Objectives: Create queue of data to be processed and queue of processing results. Spawn T threads, where each thread is a worker that performs data processing.

Python

CPython 3.8.10 has GIL (global interpreter lock) that prevents threads from running in parallel. However multiple threads can be spawned and run concurently.

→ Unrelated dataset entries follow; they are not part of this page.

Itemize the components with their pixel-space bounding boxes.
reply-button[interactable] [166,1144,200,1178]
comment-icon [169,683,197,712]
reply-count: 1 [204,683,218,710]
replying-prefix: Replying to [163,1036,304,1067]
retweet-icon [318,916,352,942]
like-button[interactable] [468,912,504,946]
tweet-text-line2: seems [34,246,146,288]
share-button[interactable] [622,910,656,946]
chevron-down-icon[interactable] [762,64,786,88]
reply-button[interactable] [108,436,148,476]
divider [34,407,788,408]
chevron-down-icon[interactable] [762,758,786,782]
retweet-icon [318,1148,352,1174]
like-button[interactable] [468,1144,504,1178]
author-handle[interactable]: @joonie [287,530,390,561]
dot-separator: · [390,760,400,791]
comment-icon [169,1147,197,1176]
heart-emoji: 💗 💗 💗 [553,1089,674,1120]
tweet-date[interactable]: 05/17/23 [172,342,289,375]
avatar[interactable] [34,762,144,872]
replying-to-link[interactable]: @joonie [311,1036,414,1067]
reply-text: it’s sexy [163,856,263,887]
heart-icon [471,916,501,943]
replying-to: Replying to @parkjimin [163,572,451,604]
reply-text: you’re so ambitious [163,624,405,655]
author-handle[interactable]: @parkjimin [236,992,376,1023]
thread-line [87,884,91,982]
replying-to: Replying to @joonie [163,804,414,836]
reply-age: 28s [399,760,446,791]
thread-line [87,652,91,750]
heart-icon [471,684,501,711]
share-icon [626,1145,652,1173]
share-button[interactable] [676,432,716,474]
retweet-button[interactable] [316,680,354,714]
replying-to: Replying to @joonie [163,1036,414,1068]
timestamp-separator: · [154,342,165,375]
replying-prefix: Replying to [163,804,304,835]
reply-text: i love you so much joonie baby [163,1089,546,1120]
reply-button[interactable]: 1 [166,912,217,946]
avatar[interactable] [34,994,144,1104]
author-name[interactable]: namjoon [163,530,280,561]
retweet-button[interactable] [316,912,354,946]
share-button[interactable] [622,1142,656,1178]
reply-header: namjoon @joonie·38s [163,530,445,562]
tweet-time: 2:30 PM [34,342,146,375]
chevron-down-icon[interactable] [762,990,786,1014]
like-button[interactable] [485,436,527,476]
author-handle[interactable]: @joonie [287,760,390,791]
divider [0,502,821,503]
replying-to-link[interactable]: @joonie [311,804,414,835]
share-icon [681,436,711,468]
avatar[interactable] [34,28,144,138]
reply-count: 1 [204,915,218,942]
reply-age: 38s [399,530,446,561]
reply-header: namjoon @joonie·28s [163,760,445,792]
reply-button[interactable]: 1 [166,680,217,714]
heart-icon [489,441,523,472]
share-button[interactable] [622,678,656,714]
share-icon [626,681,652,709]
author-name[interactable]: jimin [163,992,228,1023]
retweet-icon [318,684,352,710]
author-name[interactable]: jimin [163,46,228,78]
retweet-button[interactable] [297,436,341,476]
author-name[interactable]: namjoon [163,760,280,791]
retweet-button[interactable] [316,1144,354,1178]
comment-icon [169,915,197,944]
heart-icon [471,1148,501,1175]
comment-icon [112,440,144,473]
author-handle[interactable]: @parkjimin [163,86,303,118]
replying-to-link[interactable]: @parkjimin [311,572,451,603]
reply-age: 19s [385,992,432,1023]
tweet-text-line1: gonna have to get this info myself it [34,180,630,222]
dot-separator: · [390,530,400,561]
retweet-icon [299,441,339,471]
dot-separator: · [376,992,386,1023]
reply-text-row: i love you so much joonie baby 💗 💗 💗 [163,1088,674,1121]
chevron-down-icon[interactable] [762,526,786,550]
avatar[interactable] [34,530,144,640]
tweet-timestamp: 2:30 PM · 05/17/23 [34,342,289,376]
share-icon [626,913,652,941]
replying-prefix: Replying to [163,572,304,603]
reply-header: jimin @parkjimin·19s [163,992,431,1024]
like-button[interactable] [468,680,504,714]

from random import randint
from time import sleep
from threading import Thread
from queue import Queue

N = 100
T = 3

def shift(q_in, q_out, offset):
    while True:
        x = q_in.get()
        if x is None:
            break
        q_out.put(x + offset)
        sleep(0.001 * randint(0, 10))

q_in = Queue()
q_out = Queue()
offsets = ((i+1)*N for i in range(T))
threads = [Thread(target=shift, args=(q_in, q_out, offset))
           for offset in offsets]

[t.start() for t in threads]

for x in range(N):
    q_in.put(x)

[q_in.put(None) for _ in threads]

[t.join() for t in threads]

for x in range(N):
    print(q_out.get())

In practice ThreadPoolExecutor can efficiently simplify this code. However, for the sake of this exercise we use Thread in order to explore more of this field.

Rust

Rust supports threads that can be run in parallel. Crate flume has been used as a replacement of std::sync::mpsc. Flume provides multiple-producers-multiple-consumers channels. Additionally crate rand provides random numbers for demonstrational purposes.

use std::time;
use std::thread;
use rand::Rng;

const N: i32 = 100;
const T: i32 = 3;

fn shift(q_in: flume::Receiver<Option<i32>>, q_out: flume::Sender<Option<i32>>, offset: i32) {
    let ms = time::Duration::from_millis(1);
    let mut rng = rand::thread_rng();
    loop {
        let x = q_in.recv().unwrap();
        match x {
            Some(v) => { q_out.send( Some(v + offset) ).unwrap(); }
            None => { break; }
        }
        thread::sleep(rng.gen_range(0..10) * ms);
    }
}

fn main() {
    let (q_in_tx, q_in_rx) = flume::unbounded();
    let (q_out_tx, q_out_rx) = flume::unbounded();

    let mut t = Vec::<thread::JoinHandle<()>>::new();

    for x in 0..T {
        let q_in_rx_c = q_in_rx.clone();
        let q_out_tx_c = q_out_tx.clone();
        t.push(thread::spawn(move || {
            shift(q_in_rx_c, q_out_tx_c, (x + 1) * 100);
        }));
     }
     
    for x in 0..N {
        q_in_tx.send(Some(x)).unwrap();
    }

    for _ in 0..T {
        q_in_tx.send(None).unwrap();
    }

    for _ in 0..T {
        t.pop().unwrap().join().unwrap();
    }
    
    for _ in 0..N {
        if let Some(res) = q_out_rx.recv().unwrap() {
            println!("{:?}", res);
        }
    }
    
}

Crystal

Crystal 1.8.2 doesn't support multithreading. Entire application runs in a single thread, except for garbage collector which runs in a separate thread.